Substantial literature documents that twins have higher mortality than singletons, but does not address whether this twin disadvantage eventually disappears, and if so, at what age. Roland Pongou, David Shapiro and Michel Tenikue find that mortality differences in sub-Saharan Africa narrow with age, and that convergence occurs by age 6. Over time, mortality of both twins and singletons has declined, but the disadvantage of twins has persisted. Their analysis implies that over 100 million twins – almost half of the world’s twin population – are currently missing, and that this situation originates very early in life.
Twin-singleton mortality differences at early ages are an important source of child inequality in all societies. Owing to the unfavorable fetal conditions of twins resulting in growth retardation and low birthweight, their risk of death within the first year of life is significantly higher than that of singletons by a factor ranging from 3.5 times in Gambia (Miyahara et al. 2016) to 5 in the United Kingdom (ONS 2012) and in Sweden (Cheung, Yip, and Karlberg 2000), and 6 in the United States (Almond, Chay, and Lee 2005). This gap is also observed in all sub-Saharan African countries (Pongou 2013; Smits and Monden 2011).

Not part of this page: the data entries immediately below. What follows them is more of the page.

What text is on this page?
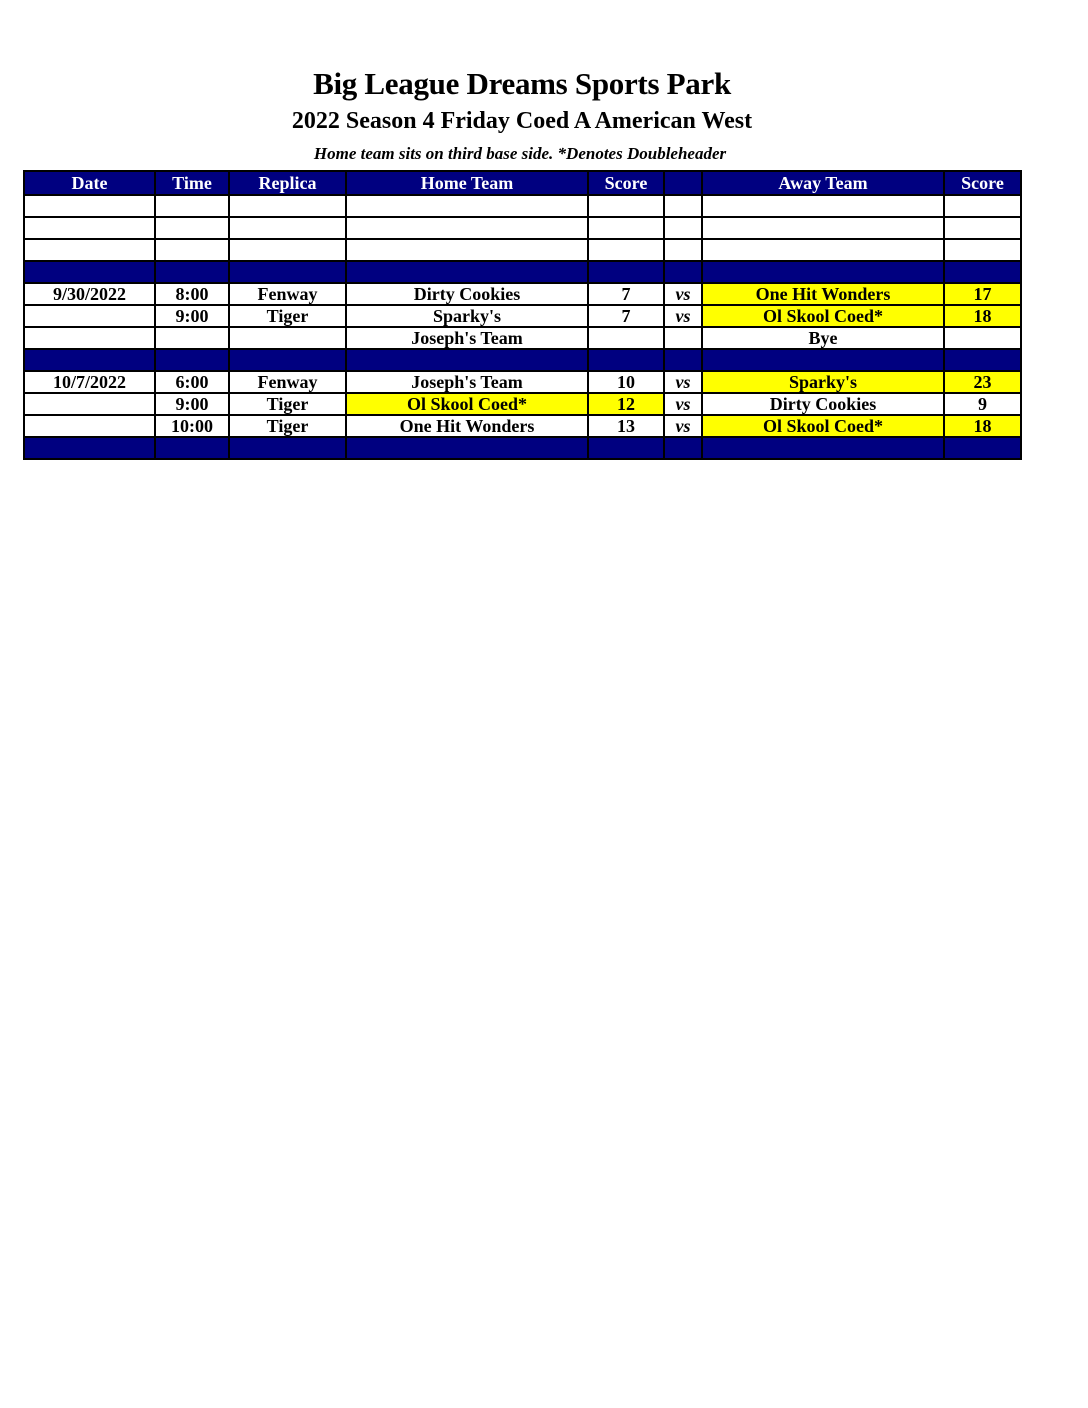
Big League Dreams Sports Park
2022 Season 4 Friday Coed A American West
Home team sits on third base side. *Denotes Doubleheader
Date	Time	Replica	Home Team	Score		Away Team	Score

9/30/2022	8:00	Fenway	Dirty Cookies	7	vs	One Hit Wonders	17
	9:00	Tiger	Sparky's	7	vs	Ol Skool Coed*	18
			Joseph's Team			Bye	

10/7/2022	6:00	Fenway	Joseph's Team	10	vs	Sparky's	23
	9:00	Tiger	Ol Skool Coed*	12	vs	Dirty Cookies	9
	10:00	Tiger	One Hit Wonders	13	vs	Ol Skool Coed*	18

These mortality inequalities mean that a large number of twins are missing. In 2006 there were about 125 million individuals in the world who had been born as twins (Oliver 2006). This figure represents about 1.6% of the world population, far below the proportion of twin births in most societies, which is around 3% (Pison, Monden, and Smits 2015; Smits and Monden 2011; Monden and Smits 2017). These figures indicate that at least 100 million twins – almost half of the twin population – are missing.
This raises the question of how long the twin-singleton difference in mortality rates persists as children age. Using individual-level data from 99 Demographic and Health Surveys collected in 34 sub-Saharan African countries between 1990 and 2013, we documented twin-singleton mortality differences from birth to age 25. A total of about 3 million births are recorded in the data, of which 3.2% are twins (1.7% twin deliveries). These proportions are comparable to those found in the United States and many European countries (Almond, Chay, and Lee 2005; Pison, Monden, and Smits 2015; Smits and Monden 2011).
We consider that mortality converges when the difference between twin and singleton mortality rates falls below 2 per 1000 and remains below this value as children age (the Millennium Development Goal target of child mortality for developed countries was 5 per 1000).
Higher twin mortality, especially in the first year of life
Figure 1 displays mortality rates in sub-Saharan Africa by age in months for the first year of life. Twins have lower survival throughout their first year of life, with the differences being especially marked in the first few months. Mortality of twins is nearly five times as high as that of singletons in the first month, presumably due to a greater incidence of biological problems (e.g., birth defects) among twins. The ratio of twin to singleton mortality rates decreases almost monotonically from about 5 in the first month to about 3 in the next few months, reaching 1.7 in the 12th month.
Mortality of twins and singletons in sub-Saharan Africa by age in years is shown in Figure 2. The difference is substantial in the first year, but it diminishes as age increases. The mortality of twins is more than 3 times that of singletons during the first year of life, but this factor falls to 1.7 and 1.4 in years 2 and 3, respectively. By age 5, the twin-singleton mortality difference has fallen to 2 per 1000. From age 6, the difference falls to 1 per 1000 or zero, and remains very low up through the early 20s (Pongou, Shapiro, and Tenikue 2019).
Cohort trends in mortality and survival of twins and singletons
We used data collected since 1990 from women aged 15-49 at the time of the survey to analyze time trends in the twin-singleton mortality difference. The data provide detailed information on births that date back more than 34 years prior to the survey, allowing us to monitor mortality over time.
Figure 3 displays the survival of twins and singletons in sub-Saharan Africa by decade of birth (1960s, 1970s, 1980s, 1990s, 2000s, and 2010-2013). It shows that survival has improved for both twins and singletons over the years. Also, the twin-singleton mortality difference has narrowed, but the higher mortality of twins has persisted. For example, in infancy, when children are at their highest mortality risk, a twin’s risk of dying was 30-percentage points higher than that of a singleton in the 1960s, about 20 points higher in the 1970s to 1990s, and only 15 points higher after the year 2000.
When we examine twin-singleton differences in mortality risk up to age 25 in sub-Saharan Africa, we find an important difference in the first year of life. This difference decreases with age, however, and practically disappears after age 5. After the age of 6, annual mortality risk is very low for all children (fewer than 5 deaths per 1000 children overall). This might be explained by both a selection effect, because the most vulnerable children died before age 5, and the fact that many children are already immunized for some infectious diseases and are less vulnerable to health problems when they reach that age. Our study is the first to analyze mortality convergence between twins and singletons, yielding new insights into how mortality inequalities change across ages.